What to Do with the Restored Antique Photo?
After you have had your antique image restored, what to you plan to do with it?
There are more options that just getting a 5X7 print at your favorite photo lab, or printing it yourself off your printer and home computer.
You may want to have it printed on fine art paper using a special method called Giclee. This is special way that ink is applied to the fine art paper, for a more upscale look.
Similarly, you could have it printed on canvas, stretched over a wood frame, and either framed, or hung as the canvas. This option gives a ‘modern twist’ of a vintage look. There are many excellent online resources available. My personal favorite is Canvas 4 Life, which I’ve used many times. Reasonable prices, and the canvas arrives ready to hang. Beware, many places, ship the printed canvas and the sticks, but you have to assemble it yourself. Not fun!
Framing and matting gives many options in variable price ranges. How the picture is finished is a huge factor to the overall look.
Getting a vintage family picture restored also makes excellent gifts, for any occasion. Especially for people who can be very difficult to shop for, or who already have everything.
Consider your local museum as well. They may find your picture to be a valuable addition to display in their establishment. Your entire community might be enriched to see some history from your perspective.
You might enjoy my post – Make a Family Heirloom Cookbook.

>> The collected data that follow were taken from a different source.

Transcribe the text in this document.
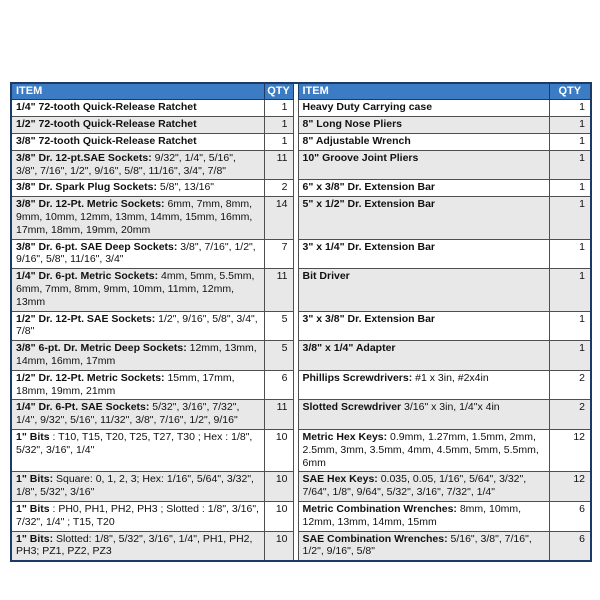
ITEM	QTY		ITEM	QTY
1/4" 72-tooth Quick-Release Ratchet	1		Heavy Duty Carrying case	1
1/2" 72-tooth Quick-Release Ratchet	1		8" Long Nose Pliers	1
3/8" 72-tooth Quick-Release Ratchet	1		8" Adjustable Wrench	1
3/8" Dr. 12-pt.SAE Sockets: 9/32", 1/4", 5/16", 3/8", 7/16", 1/2", 9/16", 5/8", 11/16", 3/4", 7/8"	11		10" Groove Joint Pliers	1
3/8" Dr. Spark Plug Sockets: 5/8", 13/16"	2		6" x 3/8" Dr. Extension Bar	1
3/8" Dr. 12-Pt. Metric Sockets: 6mm, 7mm, 8mm, 9mm, 10mm, 12mm, 13mm, 14mm, 15mm, 16mm, 17mm, 18mm, 19mm, 20mm	14		5" x 1/2" Dr. Extension Bar	1
3/8" Dr. 6-pt. SAE Deep Sockets: 3/8", 7/16", 1/2", 9/16", 5/8", 11/16", 3/4"	7		3" x 1/4" Dr. Extension Bar	1
1/4" Dr. 6-pt. Metric Sockets: 4mm, 5mm, 5.5mm, 6mm, 7mm, 8mm, 9mm, 10mm, 11mm, 12mm, 13mm	11		Bit Driver	1
1/2" Dr. 12-Pt. SAE Sockets: 1/2", 9/16", 5/8", 3/4", 7/8"	5		3" x 3/8" Dr. Extension Bar	1
3/8" 6-pt. Dr. Metric Deep Sockets: 12mm, 13mm, 14mm, 16mm, 17mm	5		3/8" x 1/4" Adapter	1
1/2" Dr. 12-Pt. Metric Sockets: 15mm, 17mm, 18mm, 19mm, 21mm	6		Phillips Screwdrivers: #1 x 3in, #2x4in	2
1/4" Dr. 6-Pt. SAE Sockets: 5/32", 3/16", 7/32", 1/4", 9/32", 5/16", 11/32", 3/8", 7/16", 1/2", 9/16"	11		Slotted Screwdriver 3/16" x 3in, 1/4"x 4in	2
1" Bits : T10, T15, T20, T25, T27, T30 ; Hex : 1/8", 5/32", 3/16", 1/4"	10		Metric Hex Keys: 0.9mm, 1.27mm, 1.5mm, 2mm, 2.5mm, 3mm, 3.5mm, 4mm, 4.5mm, 5mm, 5.5mm, 6mm	12
1" Bits: Square: 0, 1, 2, 3; Hex: 1/16", 5/64", 3/32", 1/8", 5/32", 3/16"	10		SAE Hex Keys: 0.035, 0.05, 1/16", 5/64", 3/32", 7/64", 1/8", 9/64", 5/32", 3/16", 7/32", 1/4"	12
1" Bits : PH0, PH1, PH2, PH3 ; Slotted : 1/8", 3/16", 7/32", 1/4" ; T15, T20	10		Metric Combination Wrenches: 8mm, 10mm, 12mm, 13mm, 14mm, 15mm	6
1" Bits: Slotted: 1/8", 5/32", 3/16", 1/4", PH1, PH2, PH3; PZ1, PZ2, PZ3	10		SAE Combination Wrenches: 5/16", 3/8", 7/16", 1/2", 9/16", 5/8"	6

One of my favorite stories of vintage photos I have restored for someone was for someone who’s entire family only had 1 picture of the mom, no longer living. All other photos had been destroyed in a fire years ago. This only picture was about the size of a postage stamp. She was able to get a 5×7 picture from it, completely restored. She cried when I gave her the finished result. Of course, that made me cry too, but it did my heart good to do this project for this wonderful family. Each picture has a precious story. A story worth being remembered.